21 August 2021
I. Introduction
On 17th April 2020, the Inland Revenue Authority of Singapore ("IRAS") published an e-Tax Guide providing guidance on the income tax treatment of certain transactions involving digital tokens. Together with the GST Guide on Digital Payment Tokens published on 19 November 2019,1 the e-Tax Guide provides a helpful level of certainty to the tax treatment of certain digital token transactions.
II. Income Tax Treatment of Digital Tokens
The income tax consequences of a digital token transaction depend on the type of digital token involved. The IRAS e-Tax Guide covers three types of digital tokens: (i) payment tokens; (ii) utility tokens; and (iii) security tokens. The tax treatment of the respective transactions involving such tokens are summarised below.
Payment Tokens
Payment tokens represent a digital right that can be used or is intended to be used as a means of payment for goods and/or services. However, they are not fiat currencies nor are they legal tender.
For income tax purposes, IRAS treats payment tokens as intangible properties and therefore transactions involving the use of payment tokens as payment for goods or services are viewed as barter transactions.
Where a business receives payment tokens for the goods or services it has provided, the business would be taxed on the value of the underlying goods or services supplied. Conversely, where a business uses payment tokens to pay for goods and services, a deduction for the goods purchased or services received is allowable, subject to general deduction rules. The value of the deduction will be based on the value of the underlying goods purchased/services received.
Additionally, IRAS provided guidance on the income tax treatment of payment tokens in a number of situations beyond those for the sale and purchase of goods and services. These include the following.
• Wages paid in the form of payment tokens are taxable in the hands of the employee based on the value of the employment services performed by the employee, when the income accrues to the employee. Payment tokens subject to a moratorium will however be taxed only when the moratorium is lifted.
• The taxability of a miner's profits from the disposal of payment tokens (including those obtained from a mining pool) depends on whether the miner performs the mining activity with an intention to profit. There is a general presumption of a profit-seeking motive if the mining is performed by a company, while individuals are prima facie considered to be undertaking mining as a hobby unless such individuals display "habitual and systematic effort to make a profit from the activities". Where a profit-making intent is established, the payment tokens successfully mined will be taxed only at the time of disposal. ;
• Payment tokens received through airdrops not in return for or in expectation of any goods or services are not taxable.
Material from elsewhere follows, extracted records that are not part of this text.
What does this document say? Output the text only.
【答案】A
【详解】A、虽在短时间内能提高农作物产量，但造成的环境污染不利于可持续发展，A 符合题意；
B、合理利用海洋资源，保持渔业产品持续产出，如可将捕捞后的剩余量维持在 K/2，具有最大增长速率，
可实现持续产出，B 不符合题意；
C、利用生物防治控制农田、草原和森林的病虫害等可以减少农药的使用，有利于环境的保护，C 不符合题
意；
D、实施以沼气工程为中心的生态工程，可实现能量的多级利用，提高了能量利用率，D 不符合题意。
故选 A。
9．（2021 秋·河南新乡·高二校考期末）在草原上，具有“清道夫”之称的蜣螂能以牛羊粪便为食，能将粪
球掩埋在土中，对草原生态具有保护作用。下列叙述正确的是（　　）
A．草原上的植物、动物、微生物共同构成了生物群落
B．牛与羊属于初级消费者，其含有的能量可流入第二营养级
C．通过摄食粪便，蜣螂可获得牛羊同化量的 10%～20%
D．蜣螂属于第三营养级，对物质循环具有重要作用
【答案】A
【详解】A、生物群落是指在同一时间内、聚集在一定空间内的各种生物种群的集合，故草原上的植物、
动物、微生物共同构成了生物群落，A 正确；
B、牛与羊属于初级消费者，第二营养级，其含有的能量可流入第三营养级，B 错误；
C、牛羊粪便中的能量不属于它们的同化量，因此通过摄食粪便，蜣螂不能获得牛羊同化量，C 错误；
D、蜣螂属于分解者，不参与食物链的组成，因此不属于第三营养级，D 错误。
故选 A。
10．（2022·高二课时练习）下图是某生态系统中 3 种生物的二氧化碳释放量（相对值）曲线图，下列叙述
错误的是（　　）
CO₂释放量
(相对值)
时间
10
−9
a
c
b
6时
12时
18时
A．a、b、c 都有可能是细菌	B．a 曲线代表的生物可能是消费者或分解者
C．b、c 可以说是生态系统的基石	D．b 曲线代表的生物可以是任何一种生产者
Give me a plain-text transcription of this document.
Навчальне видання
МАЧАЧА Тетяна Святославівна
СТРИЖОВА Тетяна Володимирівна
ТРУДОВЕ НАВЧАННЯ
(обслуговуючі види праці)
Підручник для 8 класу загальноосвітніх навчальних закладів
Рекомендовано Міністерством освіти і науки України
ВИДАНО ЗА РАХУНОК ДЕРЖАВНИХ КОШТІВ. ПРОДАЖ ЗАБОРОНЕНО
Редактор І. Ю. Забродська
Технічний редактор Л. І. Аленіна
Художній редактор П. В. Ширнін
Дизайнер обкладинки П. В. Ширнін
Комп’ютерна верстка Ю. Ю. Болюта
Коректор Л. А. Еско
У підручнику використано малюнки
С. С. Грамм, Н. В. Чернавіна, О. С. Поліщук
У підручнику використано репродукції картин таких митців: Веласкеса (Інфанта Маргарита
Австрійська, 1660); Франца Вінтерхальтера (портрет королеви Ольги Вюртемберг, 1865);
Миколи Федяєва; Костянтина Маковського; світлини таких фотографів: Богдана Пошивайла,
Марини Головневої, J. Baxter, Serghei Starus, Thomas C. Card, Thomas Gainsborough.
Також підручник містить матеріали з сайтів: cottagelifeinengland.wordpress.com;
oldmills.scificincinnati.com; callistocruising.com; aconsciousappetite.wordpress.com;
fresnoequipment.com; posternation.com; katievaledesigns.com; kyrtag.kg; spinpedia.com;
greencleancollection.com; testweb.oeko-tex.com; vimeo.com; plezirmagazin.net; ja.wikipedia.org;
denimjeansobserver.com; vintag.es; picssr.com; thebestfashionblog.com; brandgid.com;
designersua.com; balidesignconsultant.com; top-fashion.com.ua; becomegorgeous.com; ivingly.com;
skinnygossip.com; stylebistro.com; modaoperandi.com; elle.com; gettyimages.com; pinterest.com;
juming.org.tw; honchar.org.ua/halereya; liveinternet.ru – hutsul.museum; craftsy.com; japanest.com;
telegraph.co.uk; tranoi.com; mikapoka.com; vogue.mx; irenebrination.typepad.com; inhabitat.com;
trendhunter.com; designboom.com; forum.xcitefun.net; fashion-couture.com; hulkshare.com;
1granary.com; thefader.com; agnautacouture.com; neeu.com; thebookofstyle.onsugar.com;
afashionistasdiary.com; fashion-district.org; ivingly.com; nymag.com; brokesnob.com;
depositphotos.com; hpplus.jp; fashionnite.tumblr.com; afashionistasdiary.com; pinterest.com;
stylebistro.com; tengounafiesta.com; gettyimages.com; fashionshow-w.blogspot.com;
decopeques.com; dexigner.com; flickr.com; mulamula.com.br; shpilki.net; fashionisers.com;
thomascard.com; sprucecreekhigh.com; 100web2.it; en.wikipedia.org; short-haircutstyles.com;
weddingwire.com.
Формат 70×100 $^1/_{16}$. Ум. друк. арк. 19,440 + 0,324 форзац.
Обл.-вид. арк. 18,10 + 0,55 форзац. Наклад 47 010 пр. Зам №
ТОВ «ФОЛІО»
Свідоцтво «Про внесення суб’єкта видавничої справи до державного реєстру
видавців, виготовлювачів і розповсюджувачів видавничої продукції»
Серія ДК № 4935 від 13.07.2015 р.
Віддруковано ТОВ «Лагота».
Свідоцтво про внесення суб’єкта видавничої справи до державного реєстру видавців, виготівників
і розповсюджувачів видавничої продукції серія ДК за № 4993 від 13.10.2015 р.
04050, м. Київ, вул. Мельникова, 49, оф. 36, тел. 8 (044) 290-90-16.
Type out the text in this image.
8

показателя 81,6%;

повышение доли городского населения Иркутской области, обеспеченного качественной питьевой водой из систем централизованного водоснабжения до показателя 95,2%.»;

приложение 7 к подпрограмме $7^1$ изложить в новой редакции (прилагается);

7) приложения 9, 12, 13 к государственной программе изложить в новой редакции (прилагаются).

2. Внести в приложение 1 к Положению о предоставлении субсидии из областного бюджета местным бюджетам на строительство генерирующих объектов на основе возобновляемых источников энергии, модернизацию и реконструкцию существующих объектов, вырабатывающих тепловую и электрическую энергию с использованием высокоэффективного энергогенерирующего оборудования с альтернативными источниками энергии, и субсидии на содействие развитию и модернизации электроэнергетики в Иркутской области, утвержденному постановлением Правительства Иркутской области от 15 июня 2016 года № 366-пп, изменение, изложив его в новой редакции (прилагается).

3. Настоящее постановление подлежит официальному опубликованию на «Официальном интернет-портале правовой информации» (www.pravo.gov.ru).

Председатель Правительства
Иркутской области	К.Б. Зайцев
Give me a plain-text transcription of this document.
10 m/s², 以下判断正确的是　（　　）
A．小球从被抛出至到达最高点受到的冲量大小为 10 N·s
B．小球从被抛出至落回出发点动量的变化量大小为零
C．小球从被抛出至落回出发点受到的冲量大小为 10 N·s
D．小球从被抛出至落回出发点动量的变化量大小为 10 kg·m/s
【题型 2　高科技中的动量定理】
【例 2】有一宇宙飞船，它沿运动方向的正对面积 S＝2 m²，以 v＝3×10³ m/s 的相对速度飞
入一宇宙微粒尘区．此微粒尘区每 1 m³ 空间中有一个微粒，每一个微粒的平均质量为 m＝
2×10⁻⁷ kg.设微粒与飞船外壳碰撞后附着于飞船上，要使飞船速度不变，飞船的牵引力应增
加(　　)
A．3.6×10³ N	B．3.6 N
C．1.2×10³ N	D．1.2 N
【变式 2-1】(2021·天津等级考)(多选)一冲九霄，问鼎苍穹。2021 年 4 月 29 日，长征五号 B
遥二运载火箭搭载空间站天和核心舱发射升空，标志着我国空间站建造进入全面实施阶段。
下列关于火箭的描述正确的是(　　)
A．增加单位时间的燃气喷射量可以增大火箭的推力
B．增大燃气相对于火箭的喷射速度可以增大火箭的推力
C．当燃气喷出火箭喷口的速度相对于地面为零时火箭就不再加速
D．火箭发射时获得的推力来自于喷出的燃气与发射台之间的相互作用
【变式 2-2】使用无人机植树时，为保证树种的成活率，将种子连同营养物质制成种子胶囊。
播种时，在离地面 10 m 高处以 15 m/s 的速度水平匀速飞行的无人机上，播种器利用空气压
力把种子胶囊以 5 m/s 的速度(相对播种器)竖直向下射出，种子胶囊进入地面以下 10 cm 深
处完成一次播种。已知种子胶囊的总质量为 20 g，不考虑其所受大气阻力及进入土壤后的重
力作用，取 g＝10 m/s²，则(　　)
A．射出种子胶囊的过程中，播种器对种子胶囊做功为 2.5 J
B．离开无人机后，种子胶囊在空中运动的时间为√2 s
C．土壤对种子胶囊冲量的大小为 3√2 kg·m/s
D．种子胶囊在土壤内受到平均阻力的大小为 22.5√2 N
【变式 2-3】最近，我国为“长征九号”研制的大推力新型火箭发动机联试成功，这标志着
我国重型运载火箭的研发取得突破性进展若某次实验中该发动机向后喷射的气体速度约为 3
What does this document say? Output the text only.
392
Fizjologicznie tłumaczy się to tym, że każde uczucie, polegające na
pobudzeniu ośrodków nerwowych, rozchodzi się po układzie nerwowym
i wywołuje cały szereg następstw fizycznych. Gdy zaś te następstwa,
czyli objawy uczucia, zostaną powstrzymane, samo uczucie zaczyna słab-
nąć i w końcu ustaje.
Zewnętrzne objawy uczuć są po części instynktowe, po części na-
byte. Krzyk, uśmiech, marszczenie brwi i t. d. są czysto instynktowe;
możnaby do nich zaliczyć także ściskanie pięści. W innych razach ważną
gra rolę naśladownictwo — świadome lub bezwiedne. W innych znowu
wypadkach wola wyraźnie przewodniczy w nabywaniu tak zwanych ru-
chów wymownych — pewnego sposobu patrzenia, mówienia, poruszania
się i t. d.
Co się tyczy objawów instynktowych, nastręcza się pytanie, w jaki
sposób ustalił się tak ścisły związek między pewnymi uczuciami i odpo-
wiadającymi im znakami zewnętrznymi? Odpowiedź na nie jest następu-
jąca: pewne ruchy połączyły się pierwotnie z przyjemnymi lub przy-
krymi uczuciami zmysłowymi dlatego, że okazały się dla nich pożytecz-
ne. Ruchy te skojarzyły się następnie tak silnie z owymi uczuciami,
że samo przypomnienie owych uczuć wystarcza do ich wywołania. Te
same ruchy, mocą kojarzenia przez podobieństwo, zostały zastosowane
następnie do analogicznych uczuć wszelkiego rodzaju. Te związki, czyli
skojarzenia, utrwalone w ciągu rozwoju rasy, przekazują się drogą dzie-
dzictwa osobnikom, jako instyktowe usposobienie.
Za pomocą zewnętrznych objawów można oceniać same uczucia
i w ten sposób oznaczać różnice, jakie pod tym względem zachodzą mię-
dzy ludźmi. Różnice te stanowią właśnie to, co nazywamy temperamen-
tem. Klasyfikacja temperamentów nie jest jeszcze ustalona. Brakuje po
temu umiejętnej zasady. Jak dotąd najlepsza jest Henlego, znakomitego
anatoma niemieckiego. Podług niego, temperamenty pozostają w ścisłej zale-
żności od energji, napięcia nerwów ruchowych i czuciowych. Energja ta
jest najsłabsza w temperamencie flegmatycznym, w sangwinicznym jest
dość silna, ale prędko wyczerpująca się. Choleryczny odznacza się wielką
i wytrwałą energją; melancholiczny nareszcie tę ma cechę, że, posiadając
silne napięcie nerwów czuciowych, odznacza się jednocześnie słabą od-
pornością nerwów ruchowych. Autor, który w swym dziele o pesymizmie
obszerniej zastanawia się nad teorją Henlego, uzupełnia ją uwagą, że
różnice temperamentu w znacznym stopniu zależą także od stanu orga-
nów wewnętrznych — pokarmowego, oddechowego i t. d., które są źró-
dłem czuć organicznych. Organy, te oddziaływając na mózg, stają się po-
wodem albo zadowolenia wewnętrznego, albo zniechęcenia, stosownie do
• Payment tokens received through a hard fork are viewed as a windfall to the recipient who had received the additional tokens without doing anything in return, and therefore are not taxable in the hands of the recipient.
In some of these scenarios, it may be necessary to determine the value of the payment tokens. In this regard, IRAS does not prescribe any methodology to value payment tokens, but instead, allows the use of an exchange rate that best reflects the value of the tokens received, provided that:
▪ the exchange rate is reasonable and verifiable e.g. it is determined using an average of exchange rates available on payment token exchanges (such as Coinbase and Binance); and
▪ the methodology used to determine the exchange rate is consistently applied year on year.
There is helpful clarification that a change in accounting fair value of the payment tokens recognised in the financial statements will not be taxable (for gains) or deductible (for losses) under current tax rules as the gain or loss has not yet been realized.
However, in situations where gains or losses on disposal of payment tokens are taxable, such as when such disposal is by a trader who had acquired such tokens over a period of time at different values/prices, IRAS will accept the "First In First Out" or weighted average cost methods in determining the value of the payment token disposed.
The source of such income is a facts and circumstances determination depending on where the bulk of the business operations are performed. If the operations are performed in Singapore, then the income derived from such activities would likely to be regarded as sourced in Singapore and hence taxable in Singapore.
Utility Tokens
Utility tokens give the owner of the token a right to goods or service in exchange for that token.
The amount incurred to purchase a utility token to exchange for goods or service which are to be provided in the future will be treated as a prepayment for the goods or service. Provided that an expenditure for such goods or services would be deductible under the tax deduction rules, a tax deduction will be allowed on the amount incurred on acquiring the token only at the point the utility token is used to exchange for the goods or service.
Security Tokens
Security tokens are defined as digital tokens that provide security (such as equity or bond) investment in an entity.
Depending on the rights and obligations created by the token, which in turn determines whether such security tokens ought to be accounted for as debt or equity, the interest or dividend (as the case may be) derived by the owner of the security token will be taxed accordingly. Upon disposal of the security token, any gain or loss would depend on whether such security token is a capital or revenue asset to the owner—only revenue gains or losses are taxable or deductible.